Toujours est-il que ces 2% ne seraient encore rien à ce qui devrait être. Les documents officiels du FMI indiquent qu’on n’applique pas encore la vérité. Actuellement, la marge commerciale des sociétés pétrolières est fixée à 700 ar par litre (y compris celle des stations services). A la privatisation du secteur pétrolier, l’Etat garantissait une marge minimale. Mais quelques années, les 4 sociétés de distribution se sont mises en pool pour importer et faire des économies d’échelle qu’on omet de répercuter aux consommateurs locaux. Bien au contraire, ces compagnies, selon les anciens employés de la compagnie nationale Solima qui les ont rejoint, prélèvent une double marge: à l’importation et à la distribution. Et encore, si la qualité mise sur le marché était conforme au prix. Les adjuvants que chaque compagnie ajoutent à chaque cargaison livrée par les citernes ne confirment-ils pas la mauvaise qualité des carburants importés en pool et stockés dans des dépôts de la logistique pétrolière ?
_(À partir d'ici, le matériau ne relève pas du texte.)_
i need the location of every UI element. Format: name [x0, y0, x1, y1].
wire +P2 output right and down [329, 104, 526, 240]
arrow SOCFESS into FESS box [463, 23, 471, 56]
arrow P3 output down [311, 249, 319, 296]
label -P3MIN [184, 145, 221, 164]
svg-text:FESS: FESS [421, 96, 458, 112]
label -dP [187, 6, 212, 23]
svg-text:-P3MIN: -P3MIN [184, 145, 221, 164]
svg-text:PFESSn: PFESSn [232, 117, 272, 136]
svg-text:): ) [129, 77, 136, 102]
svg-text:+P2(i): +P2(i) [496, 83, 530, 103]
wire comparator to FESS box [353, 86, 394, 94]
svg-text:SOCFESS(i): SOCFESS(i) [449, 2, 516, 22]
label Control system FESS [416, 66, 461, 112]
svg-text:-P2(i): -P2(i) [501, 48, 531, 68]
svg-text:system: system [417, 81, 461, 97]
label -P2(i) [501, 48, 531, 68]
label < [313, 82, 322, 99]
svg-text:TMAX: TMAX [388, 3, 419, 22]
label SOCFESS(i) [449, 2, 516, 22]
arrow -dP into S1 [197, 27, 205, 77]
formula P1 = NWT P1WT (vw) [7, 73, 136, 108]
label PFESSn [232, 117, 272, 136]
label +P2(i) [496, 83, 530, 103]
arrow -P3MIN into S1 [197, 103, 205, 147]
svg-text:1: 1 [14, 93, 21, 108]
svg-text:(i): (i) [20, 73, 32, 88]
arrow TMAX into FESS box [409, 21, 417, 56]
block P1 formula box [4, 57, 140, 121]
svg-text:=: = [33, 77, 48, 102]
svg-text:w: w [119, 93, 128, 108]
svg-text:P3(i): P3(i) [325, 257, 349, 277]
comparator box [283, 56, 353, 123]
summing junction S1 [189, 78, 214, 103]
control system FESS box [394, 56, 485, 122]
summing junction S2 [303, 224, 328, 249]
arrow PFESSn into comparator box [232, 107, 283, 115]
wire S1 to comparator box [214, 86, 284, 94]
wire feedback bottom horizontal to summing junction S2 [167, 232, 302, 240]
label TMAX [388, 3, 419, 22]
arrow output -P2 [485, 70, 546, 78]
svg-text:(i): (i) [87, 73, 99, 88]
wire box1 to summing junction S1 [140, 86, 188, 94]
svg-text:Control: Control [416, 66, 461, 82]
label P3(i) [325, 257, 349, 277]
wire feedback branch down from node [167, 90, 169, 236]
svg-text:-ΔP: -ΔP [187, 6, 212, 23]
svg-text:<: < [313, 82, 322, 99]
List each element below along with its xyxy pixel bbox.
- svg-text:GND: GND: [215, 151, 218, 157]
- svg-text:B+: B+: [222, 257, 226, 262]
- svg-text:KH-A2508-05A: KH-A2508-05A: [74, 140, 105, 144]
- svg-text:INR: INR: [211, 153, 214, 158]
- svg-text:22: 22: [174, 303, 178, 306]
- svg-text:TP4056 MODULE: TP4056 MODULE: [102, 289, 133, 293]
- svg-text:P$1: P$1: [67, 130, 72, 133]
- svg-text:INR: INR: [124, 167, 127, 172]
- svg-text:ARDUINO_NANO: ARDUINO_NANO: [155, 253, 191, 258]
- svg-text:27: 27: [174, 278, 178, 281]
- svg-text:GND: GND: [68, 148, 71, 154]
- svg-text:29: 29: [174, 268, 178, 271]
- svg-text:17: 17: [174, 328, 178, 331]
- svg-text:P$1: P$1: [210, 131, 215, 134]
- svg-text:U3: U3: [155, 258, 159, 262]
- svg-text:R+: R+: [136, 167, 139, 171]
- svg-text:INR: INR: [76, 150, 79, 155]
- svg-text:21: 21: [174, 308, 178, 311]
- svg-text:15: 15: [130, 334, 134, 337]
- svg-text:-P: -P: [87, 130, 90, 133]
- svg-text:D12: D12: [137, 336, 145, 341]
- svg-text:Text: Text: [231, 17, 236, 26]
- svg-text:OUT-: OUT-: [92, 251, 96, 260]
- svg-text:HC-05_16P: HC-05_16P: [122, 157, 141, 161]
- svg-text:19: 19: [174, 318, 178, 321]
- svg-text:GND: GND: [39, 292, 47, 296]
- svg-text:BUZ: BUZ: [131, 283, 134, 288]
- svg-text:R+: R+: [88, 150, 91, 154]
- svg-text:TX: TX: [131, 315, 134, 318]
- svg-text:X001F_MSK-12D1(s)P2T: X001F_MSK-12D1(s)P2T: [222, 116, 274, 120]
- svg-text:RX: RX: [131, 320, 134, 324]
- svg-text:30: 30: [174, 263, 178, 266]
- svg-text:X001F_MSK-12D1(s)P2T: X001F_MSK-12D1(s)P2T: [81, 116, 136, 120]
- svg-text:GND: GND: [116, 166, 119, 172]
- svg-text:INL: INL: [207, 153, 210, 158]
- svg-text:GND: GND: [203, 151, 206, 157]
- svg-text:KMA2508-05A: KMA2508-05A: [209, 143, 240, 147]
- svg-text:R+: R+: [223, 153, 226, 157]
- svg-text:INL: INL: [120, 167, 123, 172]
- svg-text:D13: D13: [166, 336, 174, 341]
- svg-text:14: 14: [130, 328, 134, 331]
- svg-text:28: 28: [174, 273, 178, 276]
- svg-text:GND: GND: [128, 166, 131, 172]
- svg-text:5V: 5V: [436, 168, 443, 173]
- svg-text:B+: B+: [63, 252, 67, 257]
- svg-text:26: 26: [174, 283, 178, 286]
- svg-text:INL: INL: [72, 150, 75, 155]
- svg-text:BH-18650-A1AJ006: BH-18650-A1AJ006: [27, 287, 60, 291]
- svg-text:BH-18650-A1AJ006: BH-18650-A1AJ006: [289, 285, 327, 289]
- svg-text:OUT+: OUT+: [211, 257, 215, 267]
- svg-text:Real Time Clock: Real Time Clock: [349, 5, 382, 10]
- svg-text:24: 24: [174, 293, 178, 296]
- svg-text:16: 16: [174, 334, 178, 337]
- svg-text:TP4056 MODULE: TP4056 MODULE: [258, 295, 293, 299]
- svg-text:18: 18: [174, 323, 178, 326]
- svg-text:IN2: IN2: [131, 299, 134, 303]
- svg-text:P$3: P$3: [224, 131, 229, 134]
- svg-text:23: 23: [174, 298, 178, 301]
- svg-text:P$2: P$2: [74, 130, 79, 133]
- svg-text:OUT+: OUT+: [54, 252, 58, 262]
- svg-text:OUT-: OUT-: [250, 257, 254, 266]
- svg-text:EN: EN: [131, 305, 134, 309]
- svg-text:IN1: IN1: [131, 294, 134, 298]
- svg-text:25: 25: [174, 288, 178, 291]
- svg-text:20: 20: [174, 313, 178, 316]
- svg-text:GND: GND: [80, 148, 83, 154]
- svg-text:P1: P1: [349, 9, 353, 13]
Outre la marge à l’importation, les compagnies pétrolières factureraient au prix fort leurs importations en appliquant les prix d’un produit de qualité supérieure. Cette fois-ci, c’est la Banque mondiale qui est intervenue et après la collecte des informations, des négociations interminables se tiennent entre le gouvernement et les compagnies pétrolières en vue de l’établissement d’une formule d’ajustement automatique des prix qui seraient proches de la réalité. Les politiques seraient-ils enfin décidés à appliquer la vérité des prix sur les carburants qui sont notoirement connus et reconnus comme leur principale source de financement?

Toujours est-il que pour nous pauvres consommateurs, il n’y a pas beaucoup d’espoir que les prix à la pompe baissent. Si le niveau des prix est encore relativement bas sur les marchés internationaux, il y a, en effet, une volonté déterminée des producteurs de pétrole, hormis les Etats-Unis et certains pays, de faire augmenter les cours.

Par ailleurs au niveau des taux de change, on a dépassé la pénurie saisonnière de devises de la fin d’année et les recettes des exportations de litchis. D’où la légère détente sur le taux de change qui est cependant loin de revenir à son niveau d’octobre de l’année dernière. Cette fois encore, les cours de la vanille pourraient déterminer le taux de change.

Si les cours très élevés de ce produit ont bénéficié le pays, les planteurs, les exportateurs et les voleurs, la population dans son ensemble a terriblement souffert de ses effets. Il se trouve, en effet, que la faible bancarisation de la région et l’habitude de la population de thésauriser leurs recettes ont fait que les banques primaires se trouvaient à court de liquidités à cause des achats de vanille par les planteurs. Afin de répondre à ce besoin tout en préservant l’équilibre monétaire, la Banque centrale a dû acheter sur le marché interbancaire de devises une masse importante de devises, 150 millions de dollars en tout. D’où la forte dépréciation dont l’autre facteur est aussi le différentiel d’inflation entre Madagascar et ses partenaires.

Ce différentiel va s’accentuer avec les effets de la dépréciation et de la hausse des prix des carburants et on devrait logiquement suivre la spirale infernale de l’inflation.

Le pire est donc à venir d’autant plus que les cours mondiaux de riz ont tendance à s’envoler alors que les responsables gouvernementaux sont incapables de maîtriser les marchés locaux en dépit des centaines de milliers de tonnes de riz importées. Tout cela est-il voulu afin de déverser du riz à bas prix  avant l’élection?